Stand Up For Jamaica, a rights group working for years in the local prisons, is expressing outrage at yesterday’s report that 14 new positive COVID-19 cases were recorded at the Tower Street Adult Correctional Centre within the previous 24 hours.

“We have been asking over and over for the release of low-risk inmates to avoid what is the permanent problem in the prisons, which is overcrowding,” said Carla Gullota, the group’s executive director.

According to the Department of Correctional Services (DCS), of the new cases, two are staff members and 12 are inmates, adding that all the positive test cases were placed in isolation and contact tracing and line listing activities were conducted to curtail the spread in the institution.

Gullota said the national security minister should immediately reconvene a meeting of stakeholders, including the public defender, director of public prosecutions and the chief justice, to apply an urgent fix.

The advocate argued that keeping low-risk prisoners in the unsuitable prisons as well as those convicted on short sentences before the pandemic set in amounts to applying the “death penalty”.
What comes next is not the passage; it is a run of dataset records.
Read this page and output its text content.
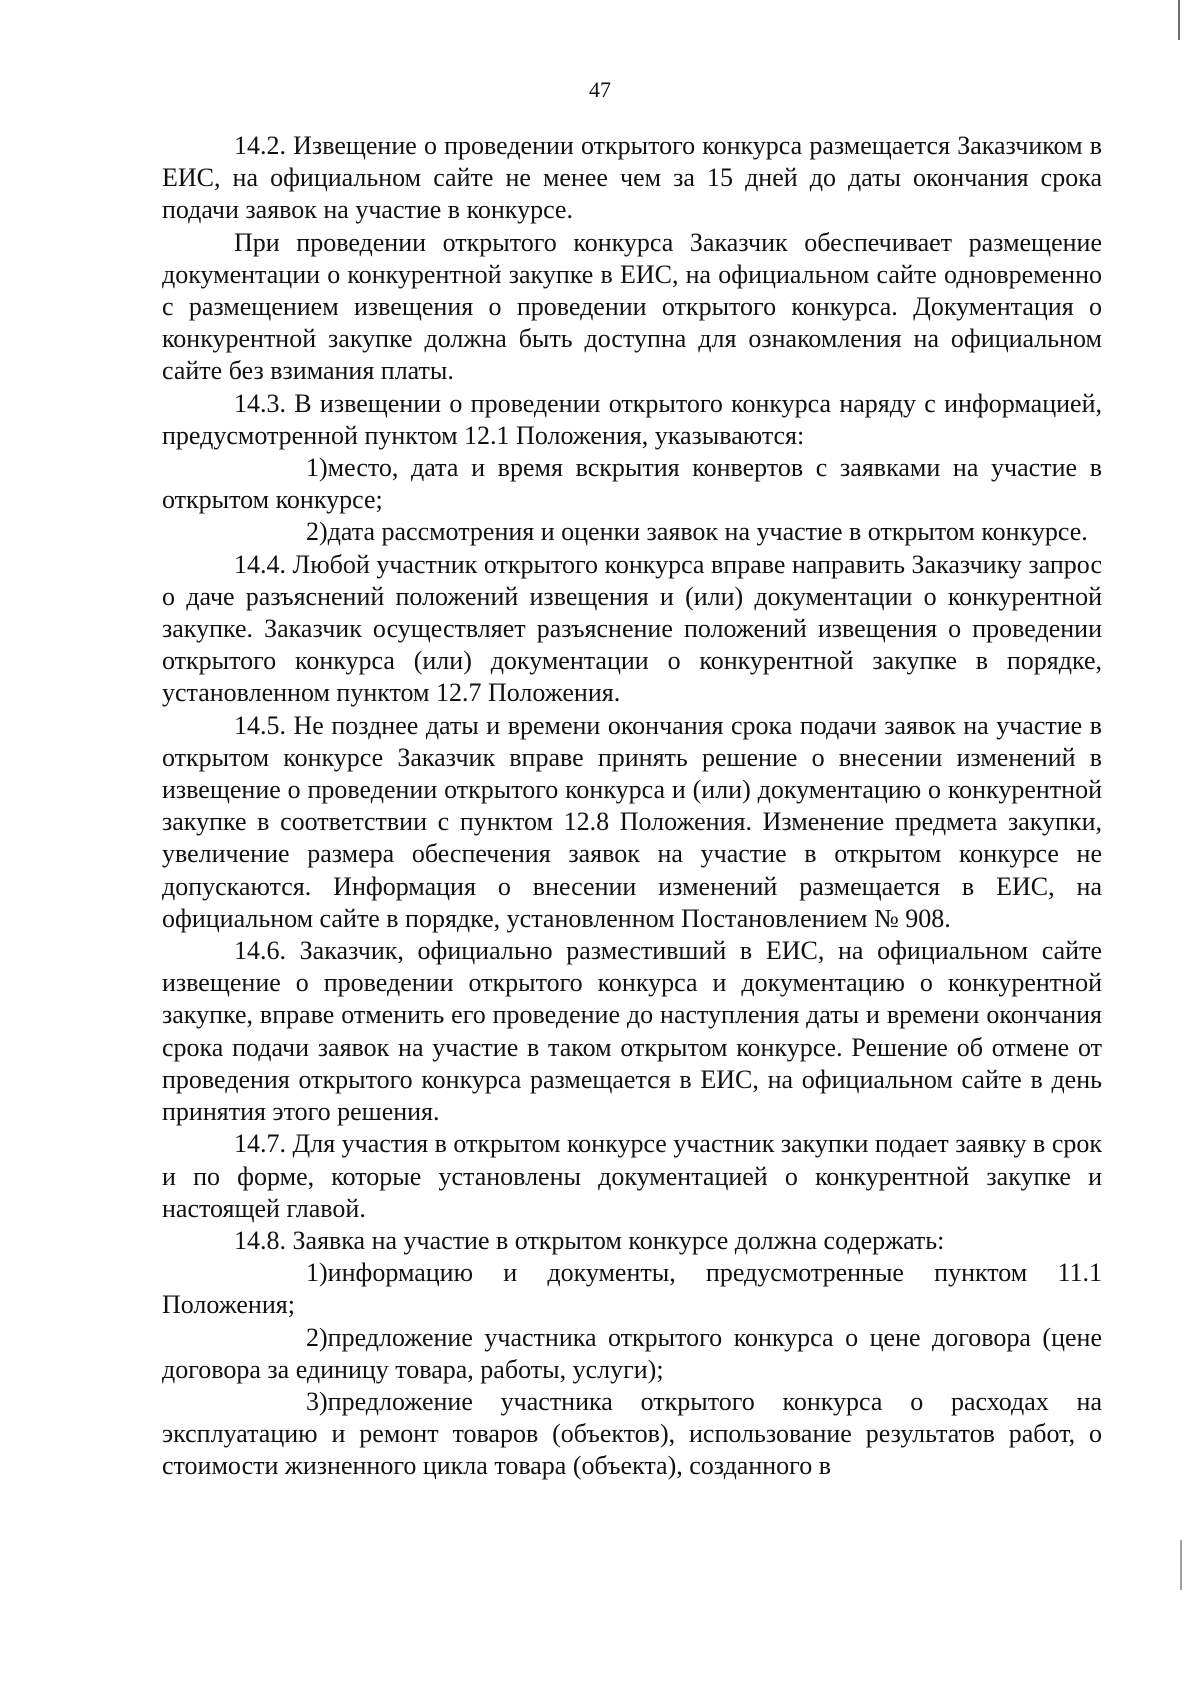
47

14.2. Извещение о проведении открытого конкурса размещается Заказчиком в ЕИС, на официальном сайте не менее чем за 15 дней до даты окончания срока подачи заявок на участие в конкурсе.

При проведении открытого конкурса Заказчик обеспечивает размещение документации о конкурентной закупке в ЕИС, на официальном сайте одновременно с размещением извещения о проведении открытого конкурса. Документация о конкурентной закупке должна быть доступна для ознакомления на официальном сайте без взимания платы.

14.3. В извещении о проведении открытого конкурса наряду с информацией, предусмотренной пунктом 12.1 Положения, указываются:

1)место, дата и время вскрытия конвертов с заявками на участие в открытом конкурсе;

2)дата рассмотрения и оценки заявок на участие в открытом конкурсе.

14.4. Любой участник открытого конкурса вправе направить Заказчику запрос о даче разъяснений положений извещения и (или) документации о конкурентной закупке. Заказчик осуществляет разъяснение положений извещения о проведении открытого конкурса (или) документации о конкурентной закупке в порядке, установленном пунктом 12.7 Положения.

14.5. Не позднее даты и времени окончания срока подачи заявок на участие в открытом конкурсе Заказчик вправе принять решение о внесении изменений в извещение о проведении открытого конкурса и (или) документацию о конкурентной закупке в соответствии с пунктом 12.8 Положения. Изменение предмета закупки, увеличение размера обеспечения заявок на участие в открытом конкурсе не допускаются. Информация о внесении изменений размещается в ЕИС, на официальном сайте в порядке, установленном Постановлением № 908.

14.6. Заказчик, официально разместивший в ЕИС, на официальном сайте извещение о проведении открытого конкурса и документацию о конкурентной закупке, вправе отменить его проведение до наступления даты и времени окончания срока подачи заявок на участие в таком открытом конкурсе. Решение об отмене от проведения открытого конкурса размещается в ЕИС, на официальном сайте в день принятия этого решения.

14.7. Для участия в открытом конкурсе участник закупки подает заявку в срок и по форме, которые установлены документацией о конкурентной закупке и настоящей главой.

14.8. Заявка на участие в открытом конкурсе должна содержать:

1)информацию и документы, предусмотренные пунктом 11.1 Положения;

2)предложение участника открытого конкурса о цене договора (цене договора за единицу товара, работы, услуги);

3)предложение участника открытого конкурса о расходах на эксплуатацию и ремонт товаров (объектов), использование результатов работ, о стоимости жизненного цикла товара (объекта), созданного в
“There are huge numbers of people detained for small crimes and they could just pay the bill and go out, but the justice system is very slow due to the coronavirus. So, there might be somebody who has a sentence of three months and he catches the virus,” said Gullota, noting that Stand Up For Jamaica has plans to deliver 17,000 masks to the DCS shortly.

In a statement, Minister without Portfolio in the Ministry of National Security, Matthew Samuda, said, “This development in the institution has occurred despite our roll-out of protocols established by international bodies like the World Health Organization, Centers for Disease Control and Prevention and other benchmark corrective organisations versed in the management of outbreaks within correctional institutions.”

Samuda indicated that the department would be revisiting its tracking measures given the situation and release results of the COVID-19 tests immediately rather than by its twice-weekly modality on its website.

The DCS said the positive cases recorded in correctional centres thus far have been largely asymptomatic. However, the agency said it is mindful that changes in the nature of these cases remain a real possibility.